Las exportaciones de minerales estratégicos cayeron 28 % hacia Estados Unidos y 51 % hacia Japón durante el primer semestre
Pekín. China comenzó a utilizar con mayor fuerza una de sus principales ventajas en la guerra económica mundial: el dominio de las tierras raras.
Durante el primer semestre de 2026, las exportaciones chinas de los elementos sometidos a restricciones cayeron 28 % hacia Estados Unidos y 51 % hacia Japón, según datos de la Administración General de Aduanas de China recogidos por Nikkei Asia.
La caída no responde únicamente a una menor demanda.
Pekín introdujo un sistema de licencias para controlar las exportaciones de siete tierras raras estratégicas, entre ellas el disprosio y el terbio, materiales esenciales para fabricar imanes de alto rendimiento utilizados en automóviles, electrónica, aviación y sistemas militares.

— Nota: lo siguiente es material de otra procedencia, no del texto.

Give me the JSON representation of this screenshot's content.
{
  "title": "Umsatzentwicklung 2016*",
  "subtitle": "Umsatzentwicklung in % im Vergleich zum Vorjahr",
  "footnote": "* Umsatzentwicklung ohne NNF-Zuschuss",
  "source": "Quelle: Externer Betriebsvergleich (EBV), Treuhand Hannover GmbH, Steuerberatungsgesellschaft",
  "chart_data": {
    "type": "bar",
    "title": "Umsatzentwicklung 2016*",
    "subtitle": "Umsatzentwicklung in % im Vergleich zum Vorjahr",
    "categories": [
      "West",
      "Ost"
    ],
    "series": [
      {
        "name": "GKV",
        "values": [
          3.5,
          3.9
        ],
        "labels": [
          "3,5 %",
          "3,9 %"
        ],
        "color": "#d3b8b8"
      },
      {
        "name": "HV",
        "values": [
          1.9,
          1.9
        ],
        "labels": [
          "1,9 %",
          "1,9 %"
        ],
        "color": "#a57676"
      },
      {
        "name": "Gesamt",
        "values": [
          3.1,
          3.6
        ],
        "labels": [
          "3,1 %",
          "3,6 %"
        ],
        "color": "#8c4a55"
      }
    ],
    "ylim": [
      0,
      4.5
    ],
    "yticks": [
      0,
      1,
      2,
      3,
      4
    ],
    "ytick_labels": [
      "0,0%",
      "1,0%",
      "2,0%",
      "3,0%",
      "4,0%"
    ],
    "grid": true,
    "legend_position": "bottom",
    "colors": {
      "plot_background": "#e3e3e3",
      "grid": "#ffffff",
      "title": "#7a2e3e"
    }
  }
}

El efecto ya comienza a sentirse fuera de China.
En total, las exportaciones mundiales de estos materiales disminuyeron 16 % durante el mismo período.
China posee una ventaja difícil de sustituir rápidamente.
Aunque otros países tienen yacimientos, Pekín controla alrededor del 85 % de la capacidad mundial de refinado de tierras raras. Hace apenas tres años su participación rondaba el 90 %.
Eso significa que encontrar el mineral no resuelve el problema.
También hay que procesarlo.
Estados Unidos, Japón y otros países llevan años invirtiendo para reducir esa dependencia, pero desarrollar minas, plantas de separación y cadenas industriales alternativas requiere tiempo y miles de millones de dólares.
Las tierras raras se han convertido además en una pieza directa del enfrentamiento comercial entre Washington y Pekín.
China ya ha limitado el suministro de ocho de estos elementos a Estados Unidos y durante los últimos cinco años casi ha triplicado el número de restricciones aplicadas a sus exportaciones.
En junio, Pekín respondió a nuevas medidas estadounidenses imponiendo controles sobre productos de doble uso destinados a varias empresas norteamericanas y prohibiendo a entidades estatales comprar productos de 46 compañías de Estados Unidos.
La dependencia estadounidense no es menor.
Sectores que representan alrededor de US$1.2 billones, cerca del 4 % del PIB de Estados Unidos, dependen directamente de materiales vinculados a estas cadenas de suministro.
Washington intenta construir alternativas y la participación china en el refinado mundial podría caer hasta aproximadamente 70 % en 2035.
Pero 2035 queda lejos.
La batalla comercial es ahora.
Estados Unidos domina buena parte de la tecnología más avanzada del mundo.
China controla materiales sin los cuales una parte de esa tecnología no puede fabricarse.
Y acaba de recordar que también sabe cerrar el grifo.